Bild: Sibylle Mettler

Skihelm und -brille, feste Schuhe mit griffiger Sohle und ein stabiler Schlitten sorgen für mehr Sicherheit beim Rodeln.

Bild: Sibylle Mettler

Notaufnahmen in Immenstadt und Kempten berichten von mehr Rodelunfällen. Allgäuer Bergwacht mahnt zur Vorsicht. Wie man Füße und Kopf besser schützt
15.01.2021 | Stand: 17:51 Uhr

Ein Auffahrunfall mit Folgen: Mit einer schweren Rückenverletzung ist eine 45-Jährige an Silvester in eine Klinik gebracht worden. Ein hinter ihr rodelndes Paar war der Frau mit dem Schlitten aufgefahren. Die Allgäuer Bergwacht hat in den vergangenen Jahren beobachtet, dass er immer mehr Rodelunfälle gibt. Regional-Geschäftsführer Peter Haberstock warnt vor zu steilen und vereisten Wegen. Sie seien Hauptursache für viele Unfälle. „Wenn ich nicht mehr lenken und bremsen kann, sollte ich nicht mehr rodeln“, betont er. Wer das beherzige, vermeide viele Karambolagen.

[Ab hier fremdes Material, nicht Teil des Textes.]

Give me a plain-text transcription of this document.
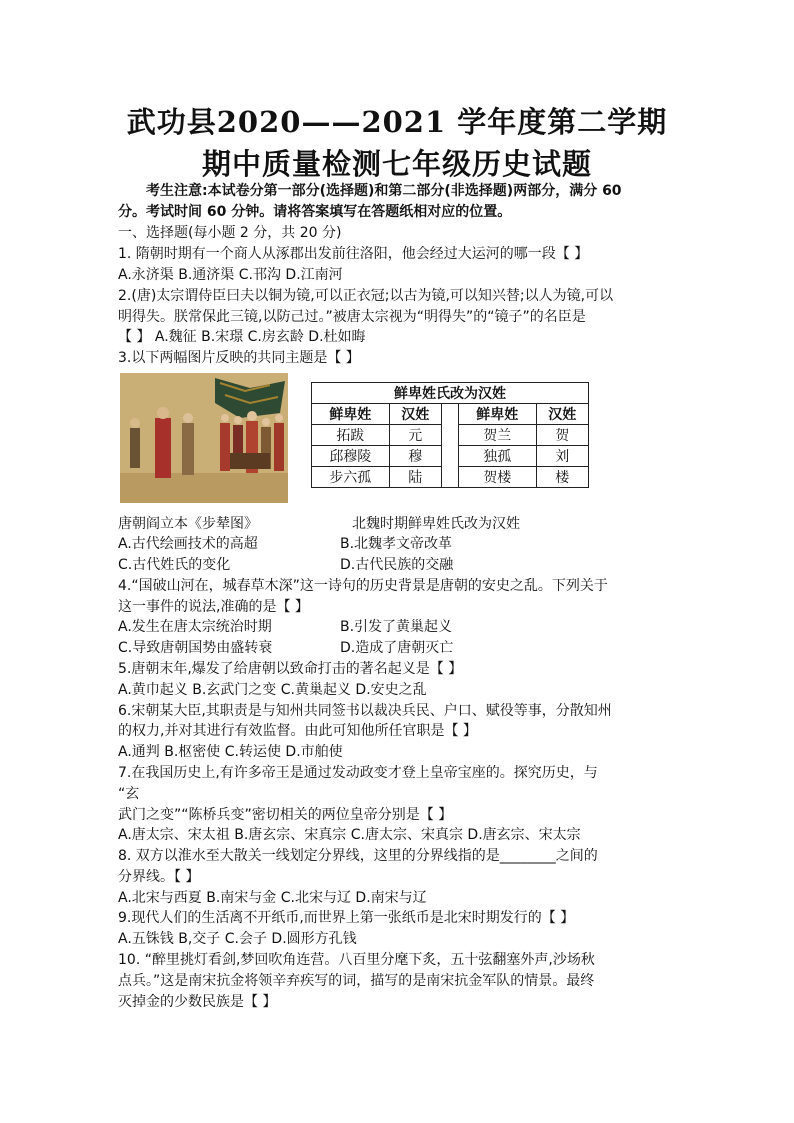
武功县2020——2021 学年度第二学期
期中质量检测七年级历史试题
考生注意:本试卷分第一部分(选择题)和第二部分(非选择题)两部分，满分 60
分。考试时间 60 分钟。请将答案填写在答题纸相对应的位置。
一、选择题(每小题 2 分，共 20 分)
1. 隋朝时期有一个商人从涿郡出发前往洛阳，他会经过大运河的哪一段【 】
A.永济渠 B.通济渠 C.邗沟 D.江南河
2.(唐)太宗谓侍臣曰夫以铜为镜,可以正衣冠;以古为镜,可以知兴替;以人为镜,可以
明得失。朕常保此三镜,以防己过。”被唐太宗视为“明得失”的“镜子”的名臣是
【 】 A.魏征 B.宋璟 C.房玄龄 D.杜如晦
3.以下两幅图片反映的共同主题是【 】
鲜卑姓氏改为汉姓				
鲜卑姓	汉姓		鲜卑姓	汉姓
拓跋	元		贺兰	贺
邱穆陵	穆		独孤	刘
步六孤	陆		贺楼	楼
唐朝阎立本《步辇图》	北魏时期鲜卑姓氏改为汉姓
A.古代绘画技术的高超	B.北魏孝文帝改革
C.古代姓氏的变化	D.古代民族的交融
4.“国破山河在，城春草木深”这一诗句的历史背景是唐朝的安史之乱。下列关于
这一事件的说法,准确的是【 】
A.发生在唐太宗统治时期	B.引发了黄巢起义
C.导致唐朝国势由盛转衰	D.造成了唐朝灭亡
5.唐朝末年,爆发了给唐朝以致命打击的著名起义是【 】
A.黄巾起义 B.玄武门之变 C.黄巢起义 D.安史之乱
6.宋朝某大臣,其职责是与知州共同签书以裁决兵民、户口、赋役等事，分散知州
的权力,并对其进行有效监督。由此可知他所任官职是【 】
A.通判 B.枢密使 C.转运使 D.市舶使
7.在我国历史上,有许多帝王是通过发动政变才登上皇帝宝座的。探究历史，与
“玄
武门之变”“陈桥兵变”密切相关的两位皇帝分别是【 】
A.唐太宗、宋太祖 B.唐玄宗、宋真宗 C.唐太宗、宋真宗 D.唐玄宗、宋太宗
8. 双方以淮水至大散关一线划定分界线，这里的分界线指的是________之间的
分界线。【 】
A.北宋与西夏 B.南宋与金 C.北宋与辽 D.南宋与辽
9.现代人们的生活离不开纸币,而世界上第一张纸币是北宋时期发行的【 】
A.五铢钱 B,交子 C.会子 D.圆形方孔钱
10. “醉里挑灯看剑,梦回吹角连营。八百里分麾下炙，五十弦翻塞外声,沙场秋
点兵。”这是南宋抗金将领辛弃疾写的词，描写的是南宋抗金军队的情景。最终
灭掉金的少数民族是【 】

Nur wenige Outdoor-Aktivitäten derzeit möglich

Rodeln ist eine der wenigen Outdoor-Aktivitäten, die derzeit möglich sind. Wie viele Unfälle dabei passieren, darüber hat Haberstock im Moment noch keine Zahlen vorliegen.

Fest steht aber, dass die Rodelunfall-Einsätze der Bergwacht im Allgäu vor einigen Jahren um mehr als ein Drittel angestiegen sind. Das liege an der Anzahl der Rodler und den Schneeverhältnissen. Wenn die Wege bis ins Tal, wie derzeit, eine gute Schneedecke haben, seien auch mehr Menschen unterwegs. Dann passierten natürlich auch mehr Unfälle.

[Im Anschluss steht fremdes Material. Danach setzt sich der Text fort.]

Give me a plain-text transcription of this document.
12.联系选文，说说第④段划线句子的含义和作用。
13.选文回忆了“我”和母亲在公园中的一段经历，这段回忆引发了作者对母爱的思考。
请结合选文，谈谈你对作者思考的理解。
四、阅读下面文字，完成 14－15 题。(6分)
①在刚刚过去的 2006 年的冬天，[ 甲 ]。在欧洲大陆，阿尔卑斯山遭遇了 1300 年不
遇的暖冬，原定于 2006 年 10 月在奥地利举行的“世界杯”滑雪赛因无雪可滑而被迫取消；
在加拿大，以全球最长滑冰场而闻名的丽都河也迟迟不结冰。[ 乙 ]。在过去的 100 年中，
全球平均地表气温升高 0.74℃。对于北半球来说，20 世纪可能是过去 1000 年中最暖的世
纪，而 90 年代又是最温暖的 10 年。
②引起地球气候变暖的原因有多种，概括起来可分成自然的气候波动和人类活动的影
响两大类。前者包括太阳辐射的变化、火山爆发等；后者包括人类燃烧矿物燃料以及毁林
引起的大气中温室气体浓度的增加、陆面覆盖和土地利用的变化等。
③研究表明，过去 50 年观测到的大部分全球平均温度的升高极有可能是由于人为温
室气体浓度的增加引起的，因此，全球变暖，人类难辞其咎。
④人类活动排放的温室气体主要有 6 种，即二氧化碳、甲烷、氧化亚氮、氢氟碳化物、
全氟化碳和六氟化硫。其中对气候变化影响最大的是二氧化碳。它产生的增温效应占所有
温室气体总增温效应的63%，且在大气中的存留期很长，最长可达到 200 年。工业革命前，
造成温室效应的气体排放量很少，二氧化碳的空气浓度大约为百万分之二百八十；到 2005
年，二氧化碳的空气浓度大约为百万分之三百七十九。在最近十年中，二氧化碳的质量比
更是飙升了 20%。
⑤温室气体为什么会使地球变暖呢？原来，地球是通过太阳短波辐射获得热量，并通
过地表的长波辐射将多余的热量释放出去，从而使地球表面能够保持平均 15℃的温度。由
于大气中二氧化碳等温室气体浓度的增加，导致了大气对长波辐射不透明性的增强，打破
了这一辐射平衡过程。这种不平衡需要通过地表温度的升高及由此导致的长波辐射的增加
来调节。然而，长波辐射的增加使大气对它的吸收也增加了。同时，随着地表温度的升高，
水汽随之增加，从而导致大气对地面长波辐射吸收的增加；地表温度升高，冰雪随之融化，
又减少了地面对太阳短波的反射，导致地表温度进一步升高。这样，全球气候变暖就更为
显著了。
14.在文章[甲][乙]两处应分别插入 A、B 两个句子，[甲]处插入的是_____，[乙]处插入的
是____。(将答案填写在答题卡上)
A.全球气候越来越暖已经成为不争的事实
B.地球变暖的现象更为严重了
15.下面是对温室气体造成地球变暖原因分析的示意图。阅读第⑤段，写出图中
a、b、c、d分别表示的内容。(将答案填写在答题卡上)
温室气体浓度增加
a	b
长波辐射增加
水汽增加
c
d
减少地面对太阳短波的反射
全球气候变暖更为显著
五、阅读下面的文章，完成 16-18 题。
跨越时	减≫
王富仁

Mehr Rodler in der Notaufnahme

Das spüren auch die Kliniken in Kempten und dem Oberallgäu. „In beiden Notaufnahmen in Kempten und Immenstadt haben wir im Vergleich zu den Vorjahren eine auffallende und deutliche Zunahme an Rodelunfällen“, sagt Dr. Dagmar Strauß, Chefärztin der Zentralen Interdisziplinären Notaufnahmen an den Kliniken.

Betroffen seien sowohl Kinder als auch Erwachsene. Typischerweise verletzt seien die Extremitäten. Teilweise sei aber auch der Kopf betroffen, schildert Strauß.

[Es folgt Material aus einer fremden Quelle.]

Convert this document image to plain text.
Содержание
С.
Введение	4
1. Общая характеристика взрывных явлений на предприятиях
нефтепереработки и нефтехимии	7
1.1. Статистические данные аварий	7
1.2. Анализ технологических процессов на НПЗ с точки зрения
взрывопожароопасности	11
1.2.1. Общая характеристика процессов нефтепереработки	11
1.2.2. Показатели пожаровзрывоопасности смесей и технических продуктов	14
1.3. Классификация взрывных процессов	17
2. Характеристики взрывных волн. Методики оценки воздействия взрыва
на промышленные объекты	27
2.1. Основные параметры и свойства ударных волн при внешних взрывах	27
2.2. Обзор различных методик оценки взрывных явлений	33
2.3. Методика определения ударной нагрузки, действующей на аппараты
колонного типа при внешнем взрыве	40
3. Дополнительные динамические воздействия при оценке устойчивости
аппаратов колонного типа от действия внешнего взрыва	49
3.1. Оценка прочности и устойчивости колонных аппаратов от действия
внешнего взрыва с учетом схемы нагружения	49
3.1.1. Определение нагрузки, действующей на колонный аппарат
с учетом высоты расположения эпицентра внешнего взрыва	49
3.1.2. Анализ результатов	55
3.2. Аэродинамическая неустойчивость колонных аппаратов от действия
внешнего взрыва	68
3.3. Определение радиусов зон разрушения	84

Füße und Unterschenkel würden am häufigsten verletzt, sagt auch Bergwachtler Haberstock. Es komme aber auch immer wieder zu Schäden an der Wirbelsäule. Am meisten passiere, wenn der Untergrund eisig, steil oder steinig sei, stellt Haberstock fest. Da solle man unbedingt die Finger vom Rodel lassen.

Der Bergwachtler rät außerdem:

  • Helm: „Ein Skihelm schützt vor Kopfverletzungen.“ Das gelte für Kinder wie für Erwachsene gleichermaßen.
  • Brille: Zum Helm gehört für ihn auch eine Skibrille. Denn hochspritzender Schnee sei nicht nur unangenehm. Er behindere auch die Sicht.
  • Bergschuhe: Weil man mit den Füßen lenkt und bremst, sollten diese in Bergschuhen oder anderen festen Stiefeln mit Profilsohle stecken.
  • Schlitten: Zum Rodelgefährt selbst vermag Haberstock keine Empfehlung abgeben – außer, dass es stabil sein sollte, damit es bei Bodenwellen nicht bricht.